Je suis passé à l'hôpital pour me soigner, puis j'ai été emmené au commissariat pour le dégrisement puis la mise en garde à vue.

Lors de la garde à vue, quand je vois l'officier de police judiciaire, celui ci précise que je suis mis en garde à vue pour avoir cassé une voiture mais aussi un outrage et rebellyon envers les fonctionnaires de police, voici ce qui est marqué sur le papier me concernant venant de l'O.P.J.

Puis je vois le médecin qui mets donc ce qu'il voit et lors de ma fin de garde à vue, il est stipulé que je n'ai plus ni outrage et rebellyon sur les fonctionnaires de police ni les faits qui me sont reprochés d'avoir cassé une voiture, mais le propriétaire ne dis rien pour le moment.
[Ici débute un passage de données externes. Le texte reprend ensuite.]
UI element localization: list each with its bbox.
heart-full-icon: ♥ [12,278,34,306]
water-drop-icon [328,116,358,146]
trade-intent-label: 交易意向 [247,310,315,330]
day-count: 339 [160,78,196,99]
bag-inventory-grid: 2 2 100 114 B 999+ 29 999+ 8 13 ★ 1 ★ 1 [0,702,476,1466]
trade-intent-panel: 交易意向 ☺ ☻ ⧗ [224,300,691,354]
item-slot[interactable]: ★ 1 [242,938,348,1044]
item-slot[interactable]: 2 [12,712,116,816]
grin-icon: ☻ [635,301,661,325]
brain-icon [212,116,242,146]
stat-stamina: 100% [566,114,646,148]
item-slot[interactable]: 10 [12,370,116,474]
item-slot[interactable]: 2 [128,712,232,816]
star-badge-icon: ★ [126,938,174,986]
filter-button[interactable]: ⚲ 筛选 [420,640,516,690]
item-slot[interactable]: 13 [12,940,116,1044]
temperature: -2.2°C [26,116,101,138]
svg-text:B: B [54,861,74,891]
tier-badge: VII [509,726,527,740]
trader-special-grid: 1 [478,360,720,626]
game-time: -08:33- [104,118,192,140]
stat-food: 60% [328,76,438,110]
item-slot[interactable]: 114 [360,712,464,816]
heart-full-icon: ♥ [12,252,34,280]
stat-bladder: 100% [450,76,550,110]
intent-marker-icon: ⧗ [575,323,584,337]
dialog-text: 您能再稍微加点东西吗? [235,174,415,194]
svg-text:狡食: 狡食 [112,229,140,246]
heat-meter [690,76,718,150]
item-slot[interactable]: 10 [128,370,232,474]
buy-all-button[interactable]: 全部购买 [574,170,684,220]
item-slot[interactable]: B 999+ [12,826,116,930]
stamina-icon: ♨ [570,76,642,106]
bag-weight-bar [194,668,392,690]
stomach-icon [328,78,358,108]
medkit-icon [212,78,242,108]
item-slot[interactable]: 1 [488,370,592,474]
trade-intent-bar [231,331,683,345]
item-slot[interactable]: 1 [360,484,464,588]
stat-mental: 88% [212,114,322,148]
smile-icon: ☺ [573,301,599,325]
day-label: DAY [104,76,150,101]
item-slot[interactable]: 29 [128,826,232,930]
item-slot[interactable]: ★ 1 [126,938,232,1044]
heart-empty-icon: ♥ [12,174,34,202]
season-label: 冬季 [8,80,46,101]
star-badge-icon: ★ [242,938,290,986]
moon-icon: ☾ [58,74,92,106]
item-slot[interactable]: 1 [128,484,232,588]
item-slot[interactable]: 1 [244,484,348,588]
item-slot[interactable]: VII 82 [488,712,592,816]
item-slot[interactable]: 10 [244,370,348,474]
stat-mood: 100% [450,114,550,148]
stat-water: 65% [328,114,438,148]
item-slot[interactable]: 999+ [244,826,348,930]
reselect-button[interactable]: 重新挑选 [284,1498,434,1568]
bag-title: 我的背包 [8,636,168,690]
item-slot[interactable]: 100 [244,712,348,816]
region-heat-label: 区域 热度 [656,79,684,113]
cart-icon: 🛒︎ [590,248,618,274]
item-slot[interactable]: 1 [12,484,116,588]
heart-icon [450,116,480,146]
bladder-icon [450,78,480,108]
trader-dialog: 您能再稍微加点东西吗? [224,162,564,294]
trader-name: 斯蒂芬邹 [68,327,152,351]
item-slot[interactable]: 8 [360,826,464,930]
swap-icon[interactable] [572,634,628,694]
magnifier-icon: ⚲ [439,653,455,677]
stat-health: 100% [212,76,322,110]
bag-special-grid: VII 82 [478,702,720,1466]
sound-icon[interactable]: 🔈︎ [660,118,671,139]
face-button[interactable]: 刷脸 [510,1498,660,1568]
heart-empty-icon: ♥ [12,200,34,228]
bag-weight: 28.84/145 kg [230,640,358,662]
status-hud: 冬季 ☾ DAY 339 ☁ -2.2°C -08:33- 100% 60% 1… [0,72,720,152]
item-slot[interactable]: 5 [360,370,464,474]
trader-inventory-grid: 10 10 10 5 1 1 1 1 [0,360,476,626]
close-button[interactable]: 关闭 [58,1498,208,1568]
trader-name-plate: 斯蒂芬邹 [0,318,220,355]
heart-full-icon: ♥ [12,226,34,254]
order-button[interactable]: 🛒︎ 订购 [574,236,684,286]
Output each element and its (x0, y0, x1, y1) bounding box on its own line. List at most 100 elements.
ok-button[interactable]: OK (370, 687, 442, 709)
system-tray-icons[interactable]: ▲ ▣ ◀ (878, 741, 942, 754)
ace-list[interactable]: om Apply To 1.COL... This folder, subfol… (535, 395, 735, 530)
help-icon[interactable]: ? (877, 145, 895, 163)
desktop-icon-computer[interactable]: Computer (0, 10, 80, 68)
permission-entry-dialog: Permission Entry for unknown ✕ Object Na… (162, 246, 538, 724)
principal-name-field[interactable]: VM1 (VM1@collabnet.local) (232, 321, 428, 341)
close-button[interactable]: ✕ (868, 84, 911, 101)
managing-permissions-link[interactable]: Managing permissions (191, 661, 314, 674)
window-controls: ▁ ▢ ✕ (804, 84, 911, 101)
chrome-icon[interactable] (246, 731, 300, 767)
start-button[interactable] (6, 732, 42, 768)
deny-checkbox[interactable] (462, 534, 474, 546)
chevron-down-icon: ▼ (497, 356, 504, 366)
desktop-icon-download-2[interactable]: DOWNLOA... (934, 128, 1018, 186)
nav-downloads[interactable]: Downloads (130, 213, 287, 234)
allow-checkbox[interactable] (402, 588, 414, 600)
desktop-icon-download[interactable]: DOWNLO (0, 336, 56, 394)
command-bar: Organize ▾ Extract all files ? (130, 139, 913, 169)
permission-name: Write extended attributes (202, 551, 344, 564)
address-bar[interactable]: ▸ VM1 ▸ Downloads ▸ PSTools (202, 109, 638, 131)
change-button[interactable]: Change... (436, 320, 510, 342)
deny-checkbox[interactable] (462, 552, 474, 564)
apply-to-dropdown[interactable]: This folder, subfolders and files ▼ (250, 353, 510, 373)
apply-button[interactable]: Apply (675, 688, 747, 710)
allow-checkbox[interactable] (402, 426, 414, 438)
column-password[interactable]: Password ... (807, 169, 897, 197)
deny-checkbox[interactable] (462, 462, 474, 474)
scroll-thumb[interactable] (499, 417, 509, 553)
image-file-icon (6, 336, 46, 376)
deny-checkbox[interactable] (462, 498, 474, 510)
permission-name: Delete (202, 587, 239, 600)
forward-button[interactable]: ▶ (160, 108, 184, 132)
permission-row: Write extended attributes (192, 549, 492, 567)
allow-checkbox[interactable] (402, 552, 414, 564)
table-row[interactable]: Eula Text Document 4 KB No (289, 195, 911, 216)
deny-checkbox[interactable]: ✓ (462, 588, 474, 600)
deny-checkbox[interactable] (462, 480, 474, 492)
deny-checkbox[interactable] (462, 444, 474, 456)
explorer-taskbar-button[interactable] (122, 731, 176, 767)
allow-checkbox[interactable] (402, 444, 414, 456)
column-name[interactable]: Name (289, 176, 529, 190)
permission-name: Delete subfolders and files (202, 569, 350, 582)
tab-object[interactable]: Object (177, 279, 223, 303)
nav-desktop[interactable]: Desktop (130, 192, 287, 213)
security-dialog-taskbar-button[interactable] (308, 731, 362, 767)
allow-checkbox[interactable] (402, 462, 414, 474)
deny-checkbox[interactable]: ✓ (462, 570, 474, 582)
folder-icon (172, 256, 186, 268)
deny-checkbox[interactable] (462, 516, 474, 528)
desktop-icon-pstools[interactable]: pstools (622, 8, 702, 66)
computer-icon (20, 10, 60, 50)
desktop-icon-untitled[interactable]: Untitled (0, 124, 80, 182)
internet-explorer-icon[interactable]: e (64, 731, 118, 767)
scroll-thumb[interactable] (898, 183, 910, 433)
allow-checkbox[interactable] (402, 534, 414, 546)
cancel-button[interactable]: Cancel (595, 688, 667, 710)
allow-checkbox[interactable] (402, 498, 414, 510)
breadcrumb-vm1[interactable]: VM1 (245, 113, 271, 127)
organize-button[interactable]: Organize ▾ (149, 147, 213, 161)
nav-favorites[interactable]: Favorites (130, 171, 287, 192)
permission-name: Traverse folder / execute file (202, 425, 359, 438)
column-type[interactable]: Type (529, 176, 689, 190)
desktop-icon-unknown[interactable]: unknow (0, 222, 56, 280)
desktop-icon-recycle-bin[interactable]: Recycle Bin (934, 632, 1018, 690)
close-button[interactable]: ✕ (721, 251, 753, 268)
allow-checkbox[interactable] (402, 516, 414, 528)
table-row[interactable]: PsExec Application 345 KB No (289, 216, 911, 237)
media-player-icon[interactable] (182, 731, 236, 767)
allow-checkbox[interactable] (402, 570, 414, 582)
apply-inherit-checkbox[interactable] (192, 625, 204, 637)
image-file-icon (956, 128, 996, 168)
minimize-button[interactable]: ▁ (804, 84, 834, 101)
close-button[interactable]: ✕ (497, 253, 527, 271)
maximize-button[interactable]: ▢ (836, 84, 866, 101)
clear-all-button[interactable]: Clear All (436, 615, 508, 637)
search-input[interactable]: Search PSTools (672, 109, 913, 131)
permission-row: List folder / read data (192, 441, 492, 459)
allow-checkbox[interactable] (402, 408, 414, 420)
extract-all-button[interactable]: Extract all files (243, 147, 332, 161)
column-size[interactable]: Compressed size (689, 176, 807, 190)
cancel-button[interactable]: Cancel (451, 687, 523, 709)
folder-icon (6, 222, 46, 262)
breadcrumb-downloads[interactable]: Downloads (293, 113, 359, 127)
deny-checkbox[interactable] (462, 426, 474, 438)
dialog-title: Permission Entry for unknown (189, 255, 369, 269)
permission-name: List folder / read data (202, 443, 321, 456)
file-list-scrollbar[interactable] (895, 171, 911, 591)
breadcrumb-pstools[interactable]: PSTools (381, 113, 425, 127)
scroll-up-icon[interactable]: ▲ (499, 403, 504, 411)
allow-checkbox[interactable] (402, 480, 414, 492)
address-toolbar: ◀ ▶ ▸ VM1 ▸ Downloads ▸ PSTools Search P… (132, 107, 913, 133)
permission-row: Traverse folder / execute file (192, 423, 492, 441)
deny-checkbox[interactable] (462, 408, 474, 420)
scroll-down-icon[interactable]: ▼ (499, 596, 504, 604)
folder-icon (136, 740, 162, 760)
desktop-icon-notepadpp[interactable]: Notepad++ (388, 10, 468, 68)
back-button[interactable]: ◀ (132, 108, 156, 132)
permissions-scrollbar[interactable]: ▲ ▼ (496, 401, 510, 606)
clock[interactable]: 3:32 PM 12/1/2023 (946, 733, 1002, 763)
Enfin sur le papier de la mise en fin de garde à vue, c'est cela qui est précisé mais surtout je ne récupère pas au moins un double de ce papier, ce qui n'est pas normal.

Je compte donc aller ce lundi 12 mars 2012 à l'hôpital pour une demande d'ITT de au moins 8 jours pour ensuite pouvoir donc porter plainte pour violences policières aggravées.

Pour ceux et celles qui le peuvent, surtout n'hésitez pas à envoyer ce mail partout, à tous vos contacts et pour ceux et celles qui le veulent, je vous autorise à donner mon numéro de téléphone portable qui est le suivant: 06 66 88 79 80

Cordialement.

Grégory

Une des victimes de la violence policière sur Bayonne.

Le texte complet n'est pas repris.